QC Code: Quasicontinuum (QC) is a multiscale method in which adaptive fully-resolved atomistic regions modeled via molecular statics or molecular dynamics are embedded within a coarse-grained continuum modeled via nonlinear finite elements employing the Cauchy-Born rule. This makes it possible to simulate meso and macro scale system with atomistic resolution where necessary at a fraction of the cost of fully-atomistic simulations.
- A 2D version of the of the QC code limited to simple lattice crystal (i.e. crystals with one atom per unit cell) is freely available for download. The code has several features including support for polycrystal materials, adaptive meshing, and efficient conjugate gradient and Newton-Raphson solvers. A tutorial and reference manual are provided with the code. The QC package is available for download at http://qcmethod.org/qc/download.
- A 3D high-performance computing (HPC) implementation of the code (qc3d) supports arbitrary multilattice polycrystalline systems at both zero and finite temperature. Temporal acceleration using hyperdynamics is also included. This code is not available for distribution at this time, but collaborations on mutual problems of interest is possible. If interested, contact Prof. Tadmor at the email address above.
KIM Application Programming Interface (API): The KIM API is an Application Programming Interface for atomistic simulations. The API provides a standard for exchanging information between atomistic simulation codes (molecular dynamics, molecular statics, lattice dynamics, Monte Carlo, etc.) and interatomic models (potentials or force fields). It also includes a set of library routines for using the API with bindings for Fortran (77, 90 and 2003), C and C++. By conforming to this API, an atomistic simulation code will seamlessly work with any KIM-compliant interatomic model written in any supported language. The interface is computationally efficient and often requires relatively minor changes to existing codes.
The code is available at https://openkim.org/kim-api/.
MDStressLab is a KIM-compliant program for postprocessing molecular dynamics or
molecular statics results to obtain stress fields using different definitions of
the atomistic stress tensor. MDStressLab has the following capabilities/features:
(1) Calculate fields of the Cauchy and first Piola-Kirchhoff versions of the Hardy, Tsai and virial stress tensor in two and three dimensions on a user-specified grid;
(2) Decompose the atomistic stress tensor into a unique irrotational part and a non-unique solenoidal part.
(3) Stress filtering to obtain smooth stress fields in the vicinity of defects and other stress concentrations in crystalline systems.

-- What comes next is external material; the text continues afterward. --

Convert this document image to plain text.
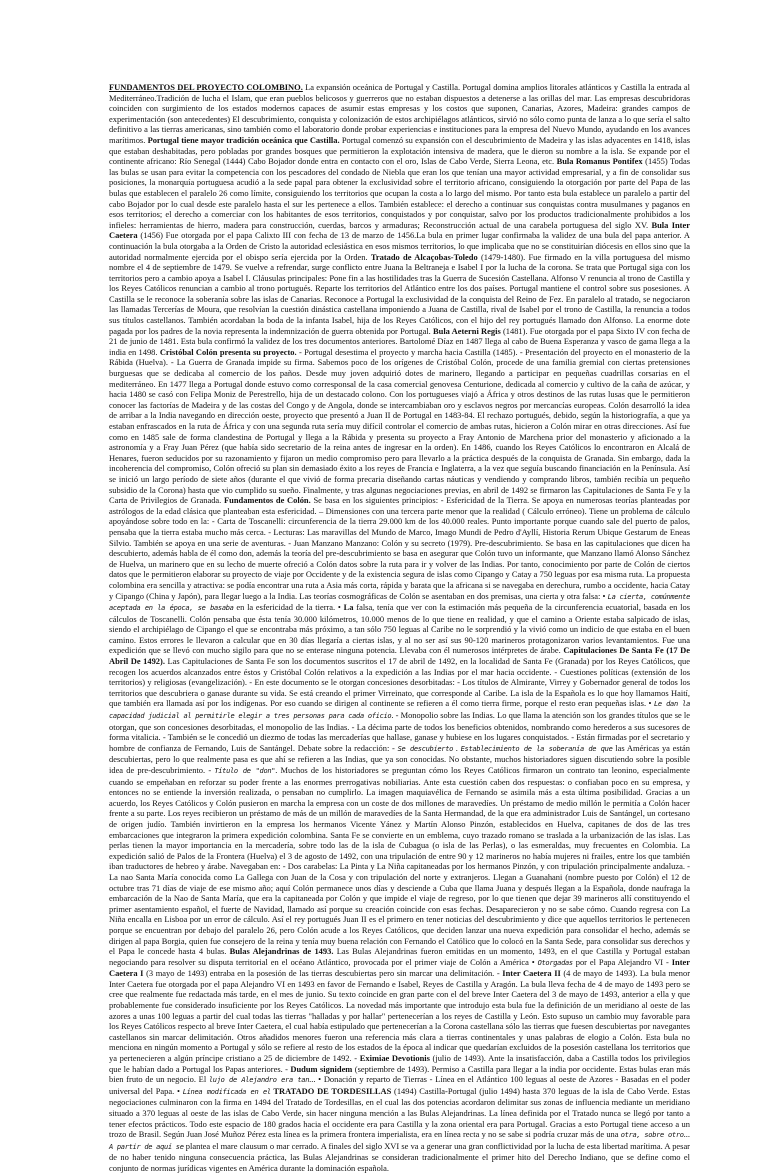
FUNDAMENTOS DEL PROYECTO COLOMBINO. La expansión oceánica de Portugal y Castilla. Portugal domina amplios litorales atlánticos y Castilla la entrada al Mediterráneo.Tradición de lucha el Islam, que eran pueblos belicosos y guerreros que no estaban dispuestos a detenerse a las orillas del mar. Las empresas descubridoras coinciden con surgimiento de los estados modernos capaces de asumir estas empresas y los costos que suponen, Canarias, Azores, Madeira: grandes campos de experimentación (son antecedentes) El descubrimiento, conquista y colonización de estos archipiélagos atlánticos, sirvió no sólo como punta de lanza a lo que sería el salto definitivo a las tierras americanas, sino también como el laboratorio donde probar experiencias e instituciones para la empresa del Nuevo Mundo, ayudando en los avances marítimos. Portugal tiene mayor tradición oceánica que Castilla. Portugal comenzó su expansión con el descubrimiento de Madeira y las islas adyacentes en 1418, islas que estaban deshabitadas, pero pobladas por grandes bosques que permitieron la explotación intensiva de madera, que le dieron su nombre a la isla. Se expande por el continente africano: Río Senegal (1444) Cabo Bojador donde entra en contacto con el oro, Islas de Cabo Verde, Sierra Leona, etc. Bula Romanus Pontifex (1455) Todas las bulas se usan para evitar la competencia con los pescadores del condado de Niebla que eran los que tenían una mayor actividad empresarial, y a fin de consolidar sus posiciones, la monarquía portuguesa acudió a la sede papal para obtener la exclusividad sobre el territorio africano, consiguiendo la otorgación por parte del Papa de las bulas que establecen el paralelo 26 como límite, consiguiendo los territorios que ocupan la costa a lo largo del mismo. Por tanto esta bula establece un paralelo a partir del cabo Bojador por lo cual desde este paralelo hasta el sur les pertenece a ellos. También establece: el derecho a continuar sus conquistas contra musulmanes y paganos en esos territorios; el derecho a comerciar con los habitantes de esos territorios, conquistados y por conquistar, salvo por los productos tradicionalmente prohibidos a los infieles: herramientas de hierro, madera para construcción, cuerdas, barcos y armaduras; Reconstrucción actual de una carabela portuguesa del siglo XV. Bula Inter Caetera (1456) Fue otorgada por el papa Calixto III con fecha de 13 de marzo de 1456.La bula en primer lugar confirmaba la validez de una bula del papa anterior. A continuación la bula otorgaba a la Orden de Cristo la autoridad eclesiástica en esos mismos territorios, lo que implicaba que no se constituirían diócesis en ellos sino que la autoridad normalmente ejercida por el obispo sería ejercida por la Orden. Tratado de Alcaçobas-Toledo (1479-1480). Fue firmado en la villa portuguesa del mismo nombre el 4 de septiembre de 1479. Se vuelve a refrendar, surge conflicto entre Juana la Beltraneja e Isabel I por la lucha de la corona. Se trata que Portugal siga con los territorios pero a cambio apoya a Isabel I. Cláusulas principales: Pone fin a las hostilidades tras la Guerra de Sucesión Castellana. Alfonso V renuncia al trono de Castilla y los Reyes Católicos renuncian a cambio al trono portugués. Reparte los territorios del Atlántico entre los dos países. Portugal mantiene el control sobre sus posesiones. A Castilla se le reconoce la soberanía sobre las islas de Canarias. Reconoce a Portugal la exclusividad de la conquista del Reino de Fez. En paralelo al tratado, se negociaron las llamadas Tercerías de Moura, que resolvían la cuestión dinástica castellana imponiendo a Juana de Castilla, rival de Isabel por el trono de Castilla, la renuncia a todos sus títulos castellanos. También acordaban la boda de la infanta Isabel, hija de los Reyes Católicos, con el hijo del rey portugués llamado don Alfonso. La enorme dote pagada por los padres de la novia representa la indemnización de guerra obtenida por Portugal. Bula Aeterni Regis (1481). Fue otorgada por el papa Sixto IV con fecha de 21 de junio de 1481. Esta bula confirmó la validez de los tres documentos anteriores. Bartolomé Díaz en 1487 llega al cabo de Buena Esperanza y vasco de gama llega a la india en 1498. Cristóbal Colón presenta su proyecto. - Portugal desestima el proyecto y marcha hacia Castilla (1485). - Presentación del proyecto en el monasterio de la Rábida (Huelva). - La Guerra de Granada impide su firma. Sabemos poco de los orígenes de Cristóbal Colón, procede de una familia gremial con ciertas pretensiones burguesas que se dedicaba al comercio de los paños. Desde muy joven adquirió dotes de marinero, llegando a participar en pequeñas cuadrillas corsarias en el mediterráneo. En 1477 llega a Portugal donde estuvo como corresponsal de la casa comercial genovesa Centurione, dedicada al comercio y cultivo de la caña de azúcar, y hacia 1480 se casó con Felipa Moniz de Perestrello, hija de un destacado colono. Con los portugueses viajó a África y otros destinos de las rutas lusas que le permitieron conocer las factorías de Madeira y de las costas del Congo y de Angola, donde se intercambiaban oro y esclavos negros por mercancías europeas. Colón desarrolló la idea de arribar a la India navegando en dirección oeste, proyecto que presentó a Juan II de Portugal en 1483-84. El rechazo portugués, debido, según la historiografía, a que ya estaban enfrascados en la ruta de África y con una segunda ruta sería muy difícil controlar el comercio de ambas rutas, hicieron a Colón mirar en otras direcciones. Así fue como en 1485 sale de forma clandestina de Portugal y llega a la Rábida y presenta su proyecto a Fray Antonio de Marchena prior del monasterio y aficionado a la astronomía y a Fray Juan Pérez (que había sido secretario de la reina antes de ingresar en la orden). En 1486, cuando los Reyes Católicos lo encontraron en Alcalá de Henares, fueron seducidos por su razonamiento y fijaron un medio compromiso pero para llevarlo a la práctica después de la conquista de Granada. Sin embargo, dada la incoherencia del compromiso, Colón ofreció su plan sin demasiado éxito a los reyes de Francia e Inglaterra, a la vez que seguía buscando financiación en la Península. Así se inició un largo período de siete años (durante el que vivió de forma precaria diseñando cartas náuticas y vendiendo y comprando libros, también recibía un pequeño subsidio de la Corona) hasta que vio cumplido su sueño. Finalmente, y tras algunas negociaciones previas, en abril de 1492 se firmaron las Capitulaciones de Santa Fe y la Carta de Privilegios de Granada. Fundamentos de Colón. Se basa en los siguientes principios: - Esfericidad de la Tierra. Se apoya en numerosas teorías planteadas por astrólogos de la edad clásica que planteaban esta esfericidad. – Dimensiones con una tercera parte menor que la realidad ( Cálculo erróneo). Tiene un problema de cálculo apoyándose sobre todo en la: - Carta de Toscanelli: circunferencia de la tierra 29.000 km de los 40.000 reales. Punto importante porque cuando sale del puerto de palos, pensaba que la tierra estaba mucho más cerca. - Lecturas: Las maravillas del Mundo de Marco, Imago Mundi de Pedro d'Ayllí, Historia Rerum Ubique Gestarum de Eneas Silvio. También se apoya en una serie de aventuras. - Juan Manzano Manzano: Colón y su secreto (1979). Pre-descubrimiento. Se basa en las capitulaciones que dicen ha descubierto, además habla de él como don, además la teoría del pre-descubrimiento se basa en asegurar que Colón tuvo un informante, que Manzano llamó Alonso Sánchez de Huelva, un marinero que en su lecho de muerte ofreció a Colón datos sobre la ruta para ir y volver de las Indias. Por tanto, conocimiento por parte de Colón de ciertos datos que le permitieron elaborar su proyecto de viaje por Occidente y de la existencia segura de islas como Cipango y Catay a 750 leguas por esa misma ruta. La propuesta colombina era sencilla y atractiva: se podía encontrar una ruta a Asia más corta, rápida y barata que la africana si se navegaba en derechura, rumbo a occidente, hacia Catay y Cipango (China y Japón), para llegar luego a la India. Las teorías cosmográficas de Colón se asentaban en dos premisas, una cierta y otra falsa: • La cierta, comúnmente aceptada en la época, se basaba en la esfericidad de la tierra. • La falsa, tenía que ver con la estimación más pequeña de la circunferencia ecuatorial, basada en los cálculos de Toscanelli. Colón pensaba que ésta tenía 30.000 kilómetros, 10.000 menos de lo que tiene en realidad, y que el camino a Oriente estaba salpicado de islas, siendo el archipiélago de Cipango el que se encontraba más próximo, a tan sólo 750 leguas al Caribe no le sorprendió y la vivió como un indicio de que estaba en el buen camino. Estos errores le llevaron a calcular que en 30 días llegaría a ciertas islas, y al no ser así sus 90-120 marineros protagonizaron varios levantamientos. Fue una expedición que se llevó con mucho sigilo para que no se enterase ninguna potencia. Llevaba con él numerosos intérpretes de árabe. Capitulaciones De Santa Fe (17 De Abril De 1492). Las Capitulaciones de Santa Fe son los documentos suscritos el 17 de abril de 1492, en la localidad de Santa Fe (Granada) por los Reyes Católicos, que recogen los acuerdos alcanzados entre éstos y Cristóbal Colón relativos a la expedición a las Indias por el mar hacia occidente. - Cuestiones políticas (extensión de los territorios) y religiosas (evangelización). - En este documento se le otorgan concesiones desorbitadas: - Los títulos de Almirante, Virrey y Gobernador general de todos los territorios que descubriera o ganase durante su vida. Se está creando el primer Virreinato, que corresponde al Caribe. La isla de la Española es lo que hoy llamamos Haití, que también era llamada así por los indígenas. Por eso cuando se dirigen al continente se refieren a él como tierra firme, porque el resto eran pequeñas islas. • Le dan la capacidad judicial al permitirle elegir a tres personas para cada oficio. - Monopolio sobre las Indias. Lo que llama la atención son los grandes títulos que se le otorgan, que son concesiones desorbitadas, el monopolio de las Indias. - La décima parte de todos los beneficios obtenidos, nombrando como herederos a sus sucesores de forma vitalicia. - También se le concedió un diezmo de todas las mercaderías que hallase, ganase y hubiese en los lugares conquistados. - Están firmadas por el secretario y hombre de confianza de Fernando, Luis de Santángel. Debate sobre la redacción: - Se descubierto . Establecimiento de la soberanía de que las Américas ya están descubiertas, pero lo que realmente pasa es que ahí se refieren a las Indias, que ya son conocidas. No obstante, muchos historiadores siguen discutiendo sobre la posible idea de pre-descubrimiento. - Título de "don". Muchos de los historiadores se preguntan cómo los Reyes Católicos firmaron un contrato tan leonino, especialmente cuando se empeñaban en reforzar su poder frente a las enormes prerrogativas nobiliarias. Ante esta cuestión caben dos respuestas: o confiaban poco en su empresa, y entonces no se entiende la inversión realizada, o pensaban no cumplirlo. La imagen maquiavélica de Fernando se asimila más a esta última posibilidad. Gracias a un acuerdo, los Reyes Católicos y Colón pusieron en marcha la empresa con un coste de dos millones de maravedíes. Un préstamo de medio millón le permitía a Colón hacer frente a su parte. Los reyes recibieron un préstamo de más de un millón de maravedíes de la Santa Hermandad, de la que era administrador Luis de Santángel, un cortesano de origen judío. También invirtieron en la empresa los hermanos Vicente Yánez y Martín Alonso Pinzón, establecidos en Huelva, capitanes de dos de las tres embarcaciones que integraron la primera expedición colombina. Santa Fe se convierte en un emblema, cuyo trazado romano se traslada a la urbanización de las islas. Las perlas tienen la mayor importancia en la mercadería, sobre todo las de la isla de Cubagua (o isla de las Perlas), o las esmeraldas, muy frecuentes en Colombia. La expedición salió de Palos de la Frontera (Huelva) el 3 de agosto de 1492, con una tripulación de entre 90 y 12 marineros no había mujeres ni frailes, entre los que también iban traductores de hebreo y árabe. Navegaban en: - Dos carabelas: La Pinta y La Niña capitaneadas por los hermanos Pinzón, y con tripulación principalmente andaluza. - La nao Santa María conocida como La Gallega con Juan de la Cosa y con tripulación del norte y extranjeros. Llegan a Guanahani (nombre puesto por Colón) el 12 de octubre tras 71 días de viaje de ese mismo año; aquí Colón permanece unos días y desciende a Cuba que llama Juana y después llegan a la Española, donde naufraga la embarcación de la Nao de Santa María, que era la capitaneada por Colón y que impide el viaje de regreso, por lo que tienen que dejar 39 marineros allí constituyendo el primer asentamiento español, el fuerte de Navidad, llamado así porque su creación coincide con esas fechas. Desaparecieron y no se sabe cómo. Cuando regresa con La Niña encalla en Lisboa por un error de cálculo. Así el rey portugués Juan II es el primero en tener noticias del descubrimiento y dice que aquellos territorios le pertenecen porque se encuentran por debajo del paralelo 26, pero Colón acude a los Reyes Católicos, que deciden lanzar una nueva expedición para consolidar el hecho, además se dirigen al papa Borgia, quien fue consejero de la reina y tenía muy buena relación con Fernando el Católico que lo colocó en la Santa Sede, para consolidar sus derechos y el Papa le concede hasta 4 bulas. Bulas Alejandrinas de 1493. Las Bulas Alejandrinas fueron emitidas en un momento, 1493, en el que Castilla y Portugal estaban negociando para resolver su disputa territorial en el océano Atlántico, provocada por el primer viaje de Colón a América • Otorgadas por el Papa Alejandro VI - Inter Caetera I (3 mayo de 1493) entraba en la posesión de las tierras descubiertas pero sin marcar una delimitación. - Inter Caetera II (4 de mayo de 1493). La bula menor Inter Caetera fue otorgada por el papa Alejandro VI en 1493 en favor de Fernando e Isabel, Reyes de Castilla y Aragón. La bula lleva fecha de 4 de mayo de 1493 pero se cree que realmente fue redactada más tarde, en el mes de junio. Su texto coincide en gran parte con el del breve Inter Caetera del 3 de mayo de 1493, anterior a ella y que probablemente fue considerado insuficiente por los Reyes Católicos. La novedad más importante que introdujo esta bula fue la definición de un meridiano al oeste de las azores a unas 100 leguas a partir del cual todas las tierras "halladas y por hallar" pertenecerían a los reyes de Castilla y León. Esto supuso un cambio muy favorable para los Reyes Católicos respecto al breve Inter Caetera, el cual había estipulado que pertenecerían a la Corona castellana sólo las tierras que fuesen descubiertas por navegantes castellanos sin marcar delimitación. Otros añadidos menores fueron una referencia más clara a tierras continentales y unas palabras de elogio a Colón. Esta bula no menciona en ningún momento a Portugal y sólo se refiere al resto de los estados de la época al indicar que quedarían excluidos de la posesión castellana los territorios que ya pertenecieren a algún príncipe cristiano a 25 de diciembre de 1492. - Eximiae Devotionis (julio de 1493). Ante la insatisfacción, daba a Castilla todos los privilegios que le habían dado a Portugal los Papas anteriores. - Dudum signidem (septiembre de 1493). Permiso a Castilla para llegar a la india por occidente. Estas bulas eran más bien fruto de un negocio. El lujo de Alejandro era tan... • Donación y reparto de Tierras - Línea en el Atlántico 100 leguas al oeste de Azores - Basadas en el poder universal del Papa. • Línea modificada en el TRATADO DE TORDESILLAS (1494) Castilla-Portugal (julio 1494) hasta 370 leguas de la isla de Cabo Verde. Estas negociaciones culminaron con la firma en 1494 del Tratado de Tordesillas, en el cual las dos potencias acordaron delimitar sus zonas de influencia mediante un meridiano situado a 370 leguas al oeste de las islas de Cabo Verde, sin hacer ninguna mención a las Bulas Alejandrinas. La línea definida por el Tratado nunca se llegó por tanto a tener efectos prácticos. Todo este espacio de 180 grados hacia el occidente era para Castilla y la zona oriental era para Portugal. Gracias a esto Portugal tiene acceso a un trozo de Brasil. Según Juan José Muñoz Pérez esta línea es la primera frontera imperialista, era en línea recta y no se sabe si podría cruzar más de una otra, sobre otro... A partir de aquí se plantea el mare clausum o mar cerrado. A finales del siglo XVI se va a generar una gran conflictividad por la lucha de esta libertad marítima. A pesar de no haber tenido ninguna consecuencia práctica, las Bulas Alejandrinas se consideran tradicionalmente el primer hito del Derecho Indiano, que se define como el conjunto de normas jurídicas vigentes en América durante la dominación española.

A user manual is provided with the code. MDStressLab is available for download at
Thermal Parameter Identification (TPI): TPI is a method for computing the thermal parameters associated with the non-Fourier Cattaneo-Vernotte and Jefreys-type models for heat transfer (thermal conductivity and one or two relaxation times) from a series of predesigned nonequilibrium molecular dynamics (MD) simulations. The code and files necessary to carry out a TPI calculation are freely available. The TPI archive, which contains documentation for using the method, input files and extensions needed to use the LAMMPS MD program to perform the required MD simulations, and a MATLAB program for processing the LAMMPS output to obtain the thermal parameters, is available here (gzipped tar file). (To unpack the pacakge, use the following Linux/Unix command: "tar zxvf tpiv2.tgz". This will create the directory TPI_v2. To start, read the README file in this directory.)